In the aftermath of that, their family had broken, and the world they understood had fallen away.
In the months since Zaifyr had been killed by Aelyn, Ayae had come to see Yeflam as the perfect metaphor for how the immortals viewed themselves in the world. Unable to form a unified whole, they had become two distinct entities, divided by what they had learned about themselves at Asila, and divided again by the violence that they had done to each other in Yeflam. It would take decades to repair what had been done to the physical nation of Yeflam, if it could be repaired. Eidan had been quite clear that he might not be able to save the cities that had sunk into the ocean. When he spoke, Ayae knew, he was not just speaking about his creation.
At the entrance to the factory, she paused. It was dark, but she could still see the damage inside. It was in worse shape than she had at first thought.
The walls sagged and the floor above her tilted down, as if it was ready to break apart and fall on her. Chunks of plaster and wood from both had crashed to the ground, mixing with the debris that the forges and tools had made, leaving the impression that the building had begun to weep in on itself. Yet, even with the sense that the factory walls could collapse around her at any moment, Ayae took a step forwards, her boots finding purchase between broken bricks. Her hand curled around the hilt of her sword and, above her, the chains attached to the ceiling began to catch alight with small flames, one after the other finding purchase on the metal. Ayae did it without effort, with an ease that she had become more and more comfortable with since the night Yeflam broke apart. Beneath the light, she continued forwards, until she paused in the middle of the room as a harsh voice caught her attention—
The floor above her shook.
And shook again as the two men had begun to jump on it, trying to bring the floor down upon her.
Darting forwards, Ayae made her way swiftly through the debris, the ceiling shaking after her as she closed in on the shadowed steel staircase.
The speed by which she came up the stairs and into the room surprised the two men.
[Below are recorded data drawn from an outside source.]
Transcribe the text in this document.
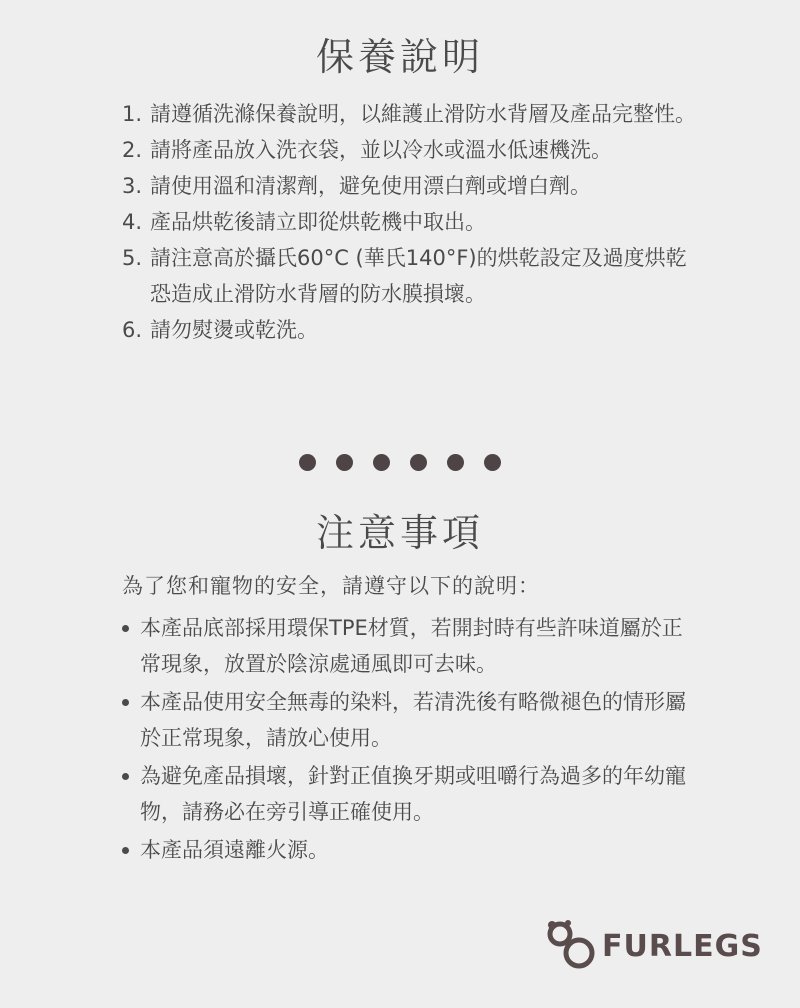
保養說明
1. 請遵循洗滌保養說明，以維護止滑防水背層及產品完整性。
2. 請將產品放入洗衣袋，並以冷水或溫水低速機洗。
3. 請使用溫和清潔劑，避免使用漂白劑或增白劑。
4. 產品烘乾後請立即從烘乾機中取出。
5. 請注意高於攝氏60°C (華氏140°F)的烘乾設定及過度烘乾恐造成止滑防水背層的防水膜損壞。
6. 請勿熨燙或乾洗。
注意事項

為了您和寵物的安全，請遵守以下的說明：

本產品底部採用環保TPE材質，若開封時有些許味道屬於正常現象，放置於陰涼處通風即可去味。
本產品使用安全無毒的染料，若清洗後有略微褪色的情形屬於正常現象，請放心使用。
為避免產品損壞，針對正值換牙期或咀嚼行為過多的年幼寵物，請務必在旁引導正確使用。
本產品須遠離火源。
FURLEGS
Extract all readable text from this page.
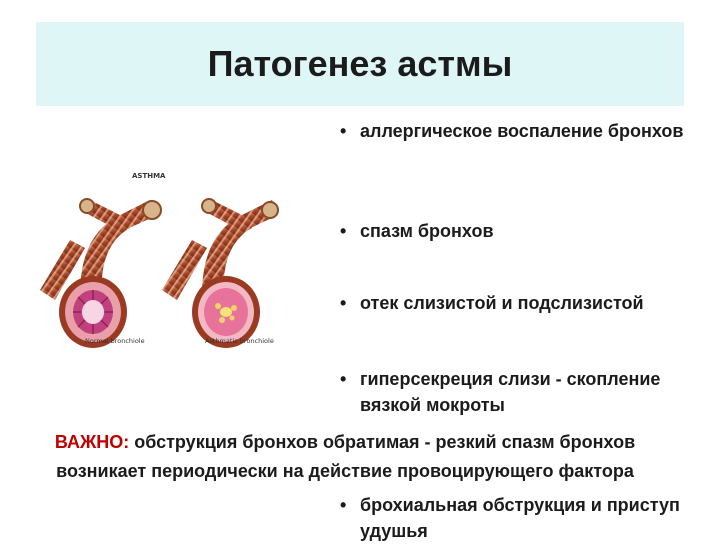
Патогенез астмы
ASTHMA
Normal bronchiole	Asthmatic bronchiole
• аллергическое воспаление бронхов
• спазм бронхов
• отек слизистой и подслизистой
• гиперсекреция слизи - скопление вязкой мокроты
• брохиальная обструкция и приступ удушья
ВАЖНО: обструкция бронхов обратимая - резкий спазм бронхов возникает периодически на действие провоцирующего фактора
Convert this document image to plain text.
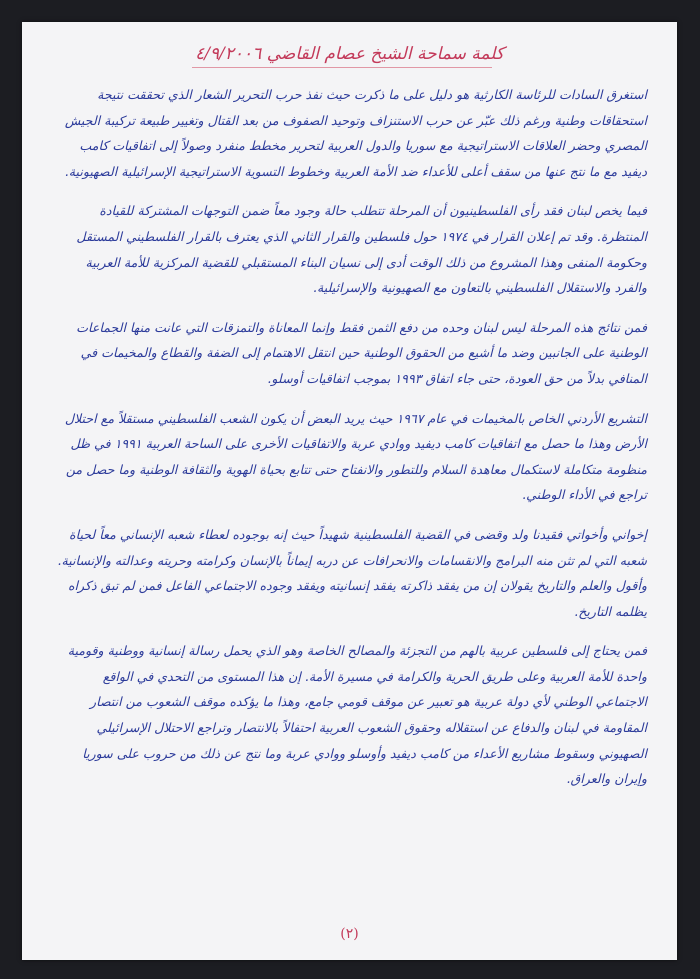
كلمة سماحة الشيخ عصام القاضي ٤/٩/٢٠٠٦

استغرق السادات للرئاسة الكارثية هو دليل على ما ذكرت حيث نفذ حرب التحرير الشعار الذي تحققت نتيجة استحقاقات وطنية ورغم ذلك عبّر عن حرب الاستنزاف وتوحيد الصفوف من بعد القتال وتغيير طبيعة تركيبة الجيش المصري وحضر العلاقات الاستراتيجية مع سوريا والدول العربية لتحرير مخطط منفرد وصولاً إلى اتفاقيات كامب ديفيد مع ما نتج عنها من سقف أعلى للأعداء ضد الأمة العربية وخطوط التسوية الاستراتيجية الإسرائيلية الصهيونية.

فيما يخص لبنان فقد رأى الفلسطينيون أن المرحلة تتطلب حالة وجود معاً ضمن التوجهات المشتركة للقيادة المنتظرة. وقد تم إعلان القرار في ١٩٧٤ حول فلسطين والقرار الثاني الذي يعترف بالقرار الفلسطيني المستقل وحكومة المنفى وهذا المشروع من ذلك الوقت أدى إلى نسيان البناء المستقبلي للقضية المركزية للأمة العربية والفرد والاستقلال الفلسطيني بالتعاون مع الصهيونية والإسرائيلية.

فمن نتائج هذه المرحلة ليس لبنان وحده من دفع الثمن فقط وإنما المعاناة والتمزقات التي عانت منها الجماعات الوطنية على الجانبين وضد ما أشيع من الحقوق الوطنية حين انتقل الاهتمام إلى الضفة والقطاع والمخيمات في المنافي بدلاً من حق العودة، حتى جاء اتفاق ١٩٩٣ بموجب اتفاقيات أوسلو.

التشريع الأردني الخاص بالمخيمات في عام ١٩٦٧ حيث يريد البعض أن يكون الشعب الفلسطيني مستقلاً مع احتلال الأرض وهذا ما حصل مع اتفاقيات كامب ديفيد ووادي عربة والاتفاقيات الأخرى على الساحة العربية ١٩٩١ في ظل منظومة متكاملة لاستكمال معاهدة السلام وللتطور والانفتاح حتى تتابع بحياة الهوية والثقافة الوطنية وما حصل من تراجع في الأداء الوطني.

إخواني وأخواتي فقيدنا ولد وقضى في القضية الفلسطينية شهيداً حيث إنه بوجوده لعطاء شعبه الإنساني معاً لحياة شعبه التي لم تثن منه البرامج والانقسامات والانحرافات عن دربه إيماناً بالإنسان وكرامته وحريته وعدالته والإنسانية. وأقول والعلم والتاريخ يقولان إن من يفقد ذاكرته يفقد إنسانيته ويفقد وجوده الاجتماعي الفاعل فمن لم تبق ذكراه يظلمه التاريخ.

فمن يحتاج إلى فلسطين عربية بالهم من التجزئة والمصالح الخاصة وهو الذي يحمل رسالة إنسانية ووطنية وقومية واحدة للأمة العربية وعلى طريق الحرية والكرامة في مسيرة الأمة. إن هذا المستوى من التحدي في الواقع الاجتماعي الوطني لأي دولة عربية هو تعبير عن موقف قومي جامع، وهذا ما يؤكده موقف الشعوب من انتصار المقاومة في لبنان والدفاع عن استقلاله وحقوق الشعوب العربية احتفالاً بالانتصار وتراجع الاحتلال الإسرائيلي الصهيوني وسقوط مشاريع الأعداء من كامب ديفيد وأوسلو ووادي عربة وما نتج عن ذلك من حروب على سوريا وإيران والعراق.

(٢)
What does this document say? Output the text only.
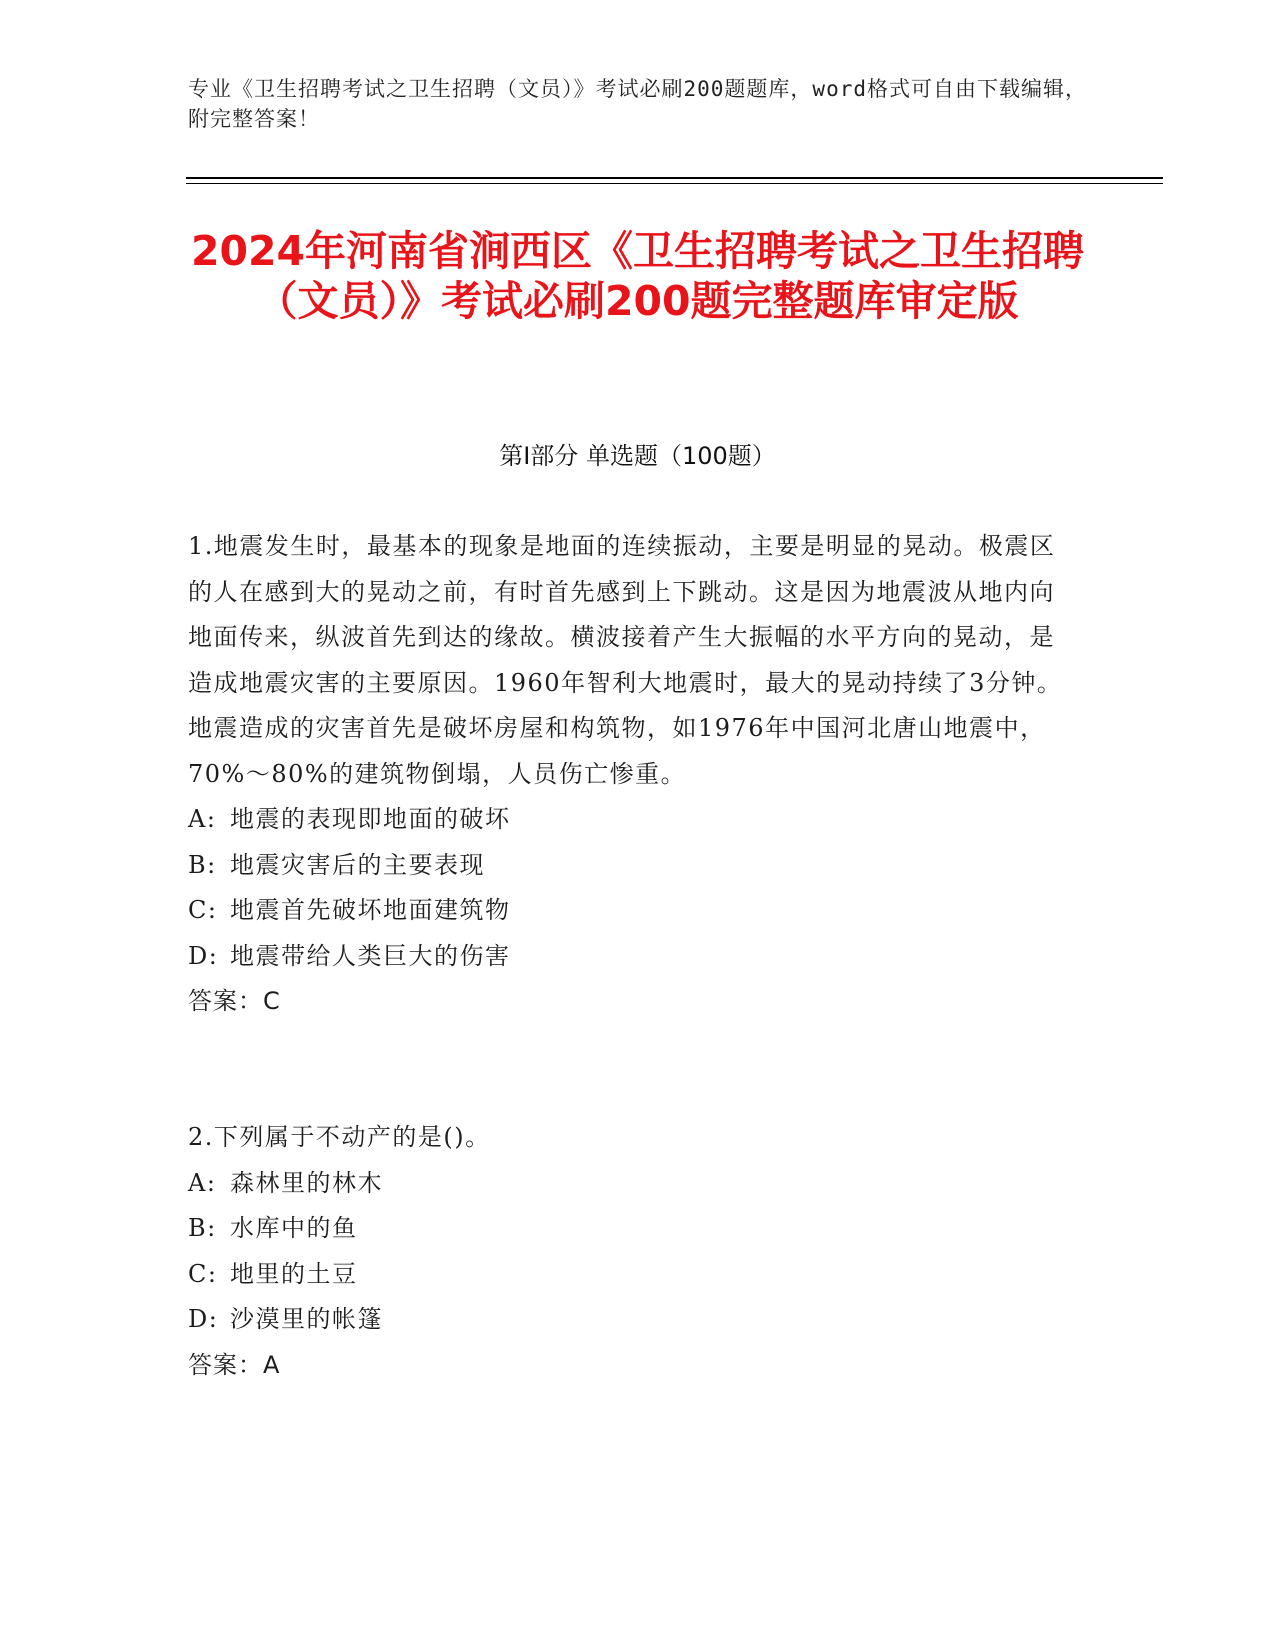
专业《卫生招聘考试之卫生招聘（文员）》考试必刷200题题库，word格式可自由下载编辑，附完整答案！
2024年河南省涧西区《卫生招聘考试之卫生招聘（文员）》考试必刷200题完整题库审定版
第Ⅰ部分 单选题（100题）

1.地震发生时，最基本的现象是地面的连续振动，主要是明显的晃动。极震区的人在感到大的晃动之前，有时首先感到上下跳动。这是因为地震波从地内向地面传来，纵波首先到达的缘故。横波接着产生大振幅的水平方向的晃动，是造成地震灾害的主要原因。1960年智利大地震时，最大的晃动持续了3分钟。地震造成的灾害首先是破坏房屋和构筑物，如1976年中国河北唐山地震中，70%～80%的建筑物倒塌，人员伤亡惨重。

A: 地震的表现即地面的破坏

B: 地震灾害后的主要表现

C: 地震首先破坏地面建筑物

D: 地震带给人类巨大的伤害

答案：C

2.下列属于不动产的是()。

A: 森林里的林木

B: 水库中的鱼

C: 地里的土豆

D: 沙漠里的帐篷

答案：A
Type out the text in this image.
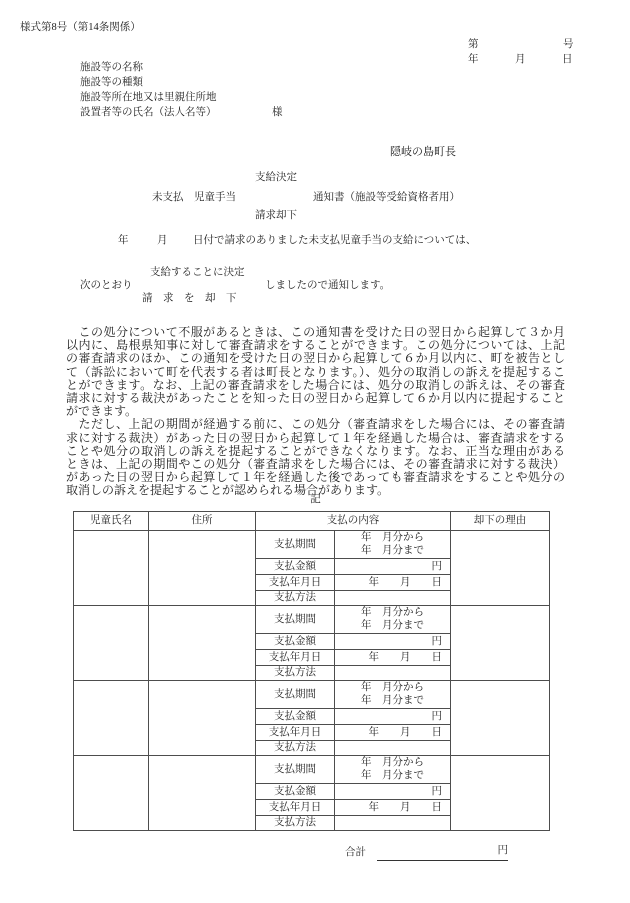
様式第8号（第14条関係）
第	号
年	月	日
施設等の名称
施設等の種類
施設等所在地又は里親住所地
設置者等の氏名（法人名等）	様
隠岐の島町長
支給決定
未支払　児童手当	通知書（施設等受給資格者用）
請求却下
年	月 日付で請求のありました未支払児童手当の支給については、
支給することに決定
次のとおり	しましたので通知します。
請　求　を　却　下
　この処分について不服があるときは、この通知書を受けた日の翌日から起算して３か月
以内に、島根県知事に対して審査請求をすることができます。この処分については、上記
の審査請求のほか、この通知を受けた日の翌日から起算して６か月以内に、町を被告とし
て（訴訟において町を代表する者は町長となります。）、処分の取消しの訴えを提起するこ
とができます。なお、上記の審査請求をした場合には、処分の取消しの訴えは、その審査
請求に対する裁決があったことを知った日の翌日から起算して６か月以内に提起すること
ができます。
　ただし、上記の期間が経過する前に、この処分（審査請求をした場合には、その審査請
求に対する裁決）があった日の翌日から起算して１年を経過した場合は、審査請求をする
ことや処分の取消しの訴えを提起することができなくなります。なお、正当な理由がある
ときは、上記の期間やこの処分（審査請求をした場合には、その審査請求に対する裁決）
があった日の翌日から起算して１年を経過した後であっても審査請求をすることや処分の
取消しの訴えを提起することが認められる場合があります。
記
児童氏名	住所	支払の内容		却下の理由
		支払期間	年　月分から
年　月分まで	
		支払金額	円	
		支払年月日	年　　月　　日	
		支払方法		
		支払期間	年　月分から
年　月分まで	
		支払金額	円	
		支払年月日	年　　月　　日	
		支払方法		
		支払期間	年　月分から
年　月分まで	
		支払金額	円	
		支払年月日	年　　月　　日	
		支払方法		
		支払期間	年　月分から
年　月分まで	
		支払金額	円	
		支払年月日	年　　月　　日	
		支払方法		
合計	円
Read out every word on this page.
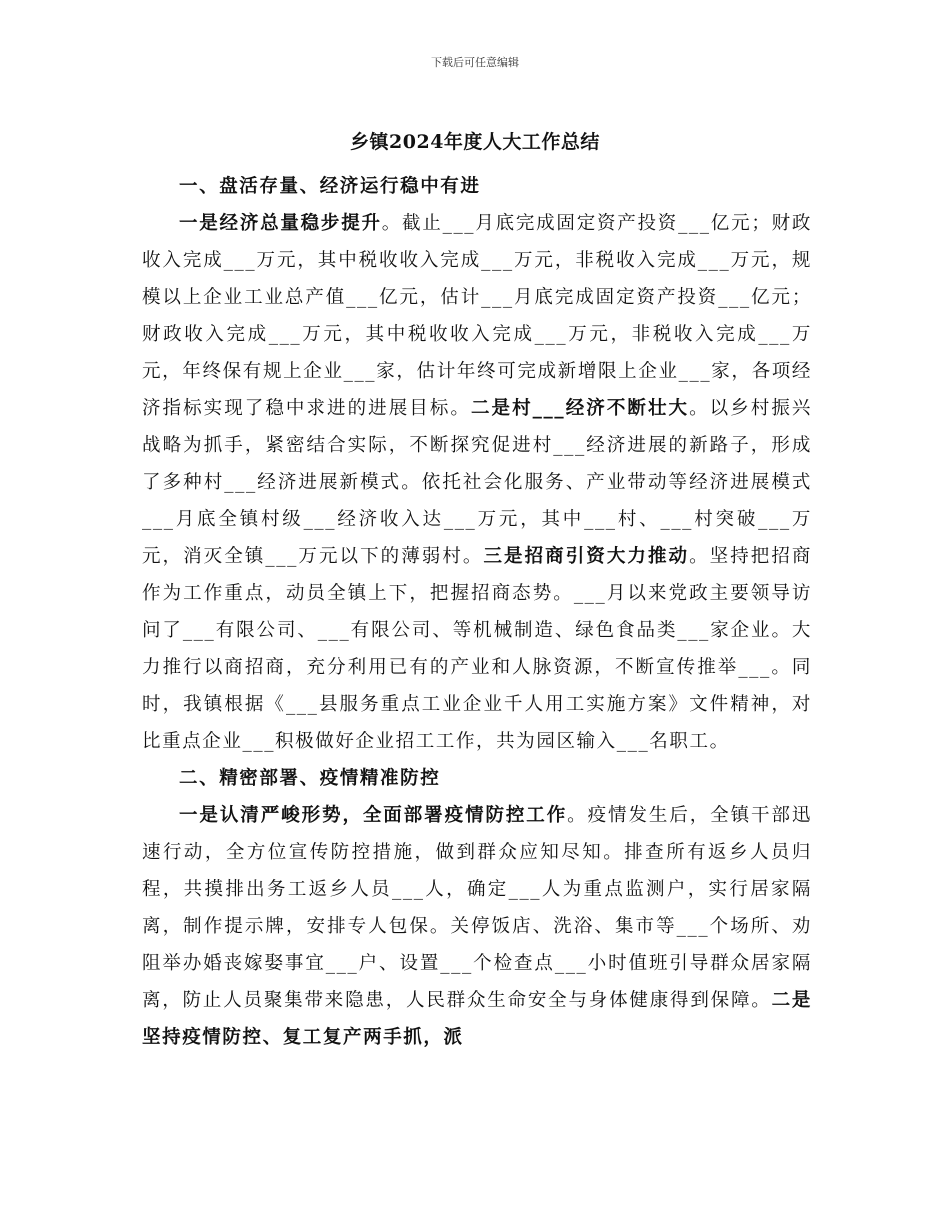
下载后可任意编辑
乡镇2024年度人大工作总结

一、盘活存量、经济运行稳中有进

一是经济总量稳步提升。截止___月底完成固定资产投资___亿元；财政收入完成___万元，其中税收收入完成___万元，非税收入完成___万元，规模以上企业工业总产值___亿元，估计___月底完成固定资产投资___亿元；财政收入完成___万元，其中税收收入完成___万元，非税收入完成___万元，年终保有规上企业___家，估计年终可完成新增限上企业___家，各项经济指标实现了稳中求进的进展目标。二是村___经济不断壮大。以乡村振兴战略为抓手，紧密结合实际，不断探究促进村___经济进展的新路子，形成了多种村___经济进展新模式。依托社会化服务、产业带动等经济进展模式___月底全镇村级___经济收入达___万元，其中___村、___村突破___万元，消灭全镇___万元以下的薄弱村。三是招商引资大力推动。坚持把招商作为工作重点，动员全镇上下，把握招商态势。___月以来党政主要领导访问了___有限公司、___有限公司、等机械制造、绿色食品类___家企业。大力推行以商招商，充分利用已有的产业和人脉资源，不断宣传推举___。同时，我镇根据《___县服务重点工业企业千人用工实施方案》文件精神，对比重点企业___积极做好企业招工工作，共为园区输入___名职工。

二、精密部署、疫情精准防控

一是认清严峻形势，全面部署疫情防控工作。疫情发生后，全镇干部迅速行动，全方位宣传防控措施，做到群众应知尽知。排查所有返乡人员归程，共摸排出务工返乡人员___人，确定___人为重点监测户，实行居家隔离，制作提示牌，安排专人包保。关停饭店、洗浴、集市等___个场所、劝阻举办婚丧嫁娶事宜___户、设置___个检查点___小时值班引导群众居家隔离，防止人员聚集带来隐患，人民群众生命安全与身体健康得到保障。二是坚持疫情防控、复工复产两手抓，派
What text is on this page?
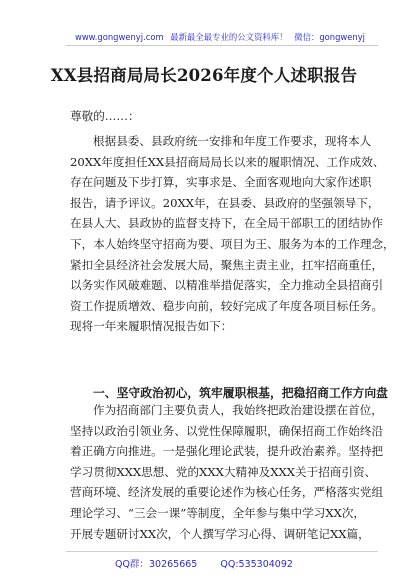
www.gongwenyj.com 最新最全最专业的公文资料库！ 微信：gongwenyj
XX县招商局局长2026年度个人述职报告
尊敬的……：
根据县委、县政府统一安排和年度工作要求，现将本人
20XX年度担任XX县招商局局长以来的履职情况、工作成效、
存在问题及下步打算，实事求是、全面客观地向大家作述职
报告，请予评议。20XX年，在县委、县政府的坚强领导下，
在县人大、县政协的监督支持下，在全局干部职工的团结协作
下，本人始终坚守招商为要、项目为王、服务为本的工作理念，
紧扣全县经济社会发展大局，聚焦主责主业，扛牢招商重任，
以务实作风破难题、以精准举措促落实，全力推动全县招商引
资工作提质增效、稳步向前，较好完成了年度各项目标任务。
现将一年来履职情况报告如下：
一、坚守政治初心，筑牢履职根基，把稳招商工作方向盘
作为招商部门主要负责人，我始终把政治建设摆在首位，
坚持以政治引领业务、以党性保障履职，确保招商工作始终沿
着正确方向推进。一是强化理论武装，提升政治素养。坚持把
学习贯彻XXX思想、党的XXX大精神及XXX关于招商引资、
营商环境、经济发展的重要论述作为核心任务，严格落实党组
理论学习、“三会一课”等制度，全年参与集中学习XX次，
开展专题研讨XX次，个人撰写学习心得、调研笔记XX篇，
QQ群：30265665 QQ:535304092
While both were startled to see her, neither hesitated to rush her, despite the fact that they were unarmed. As they drew closer, Ayae saw that the men wore old clothes, clothes that had been lived in for the last four months and showed the wear of that time, as did their faces. The first to reach her – a white, middle-aged man with shaggy, greying hair – threw a wild punch that she was able to step around easily, while the second – a black man of similar age, but with a head of short black hair – threw himself at her.
He hit the ground hard, causing the building to shudder, and both Ayae and the white man nearly lost their footing.
Ayae knew that the real threat was not the two men before her, but from the weakness of the floor. She could feel it sag beneath her feet as she took a step forwards to sway beneath the white man’s punch. Her right hand thrust out, palm flat into his stomach, but rather than hitting him with all her strength and launching him through the air, she held back, and he doubled over instead. Her left hand, following through, landed on the back of the man’s head and he fell to the ground unconscious. With a quick step, she lashed out with her right boot, and kicked the black man in the side of the head as he tried to rise.
‘Well done,’ a voice said behind her.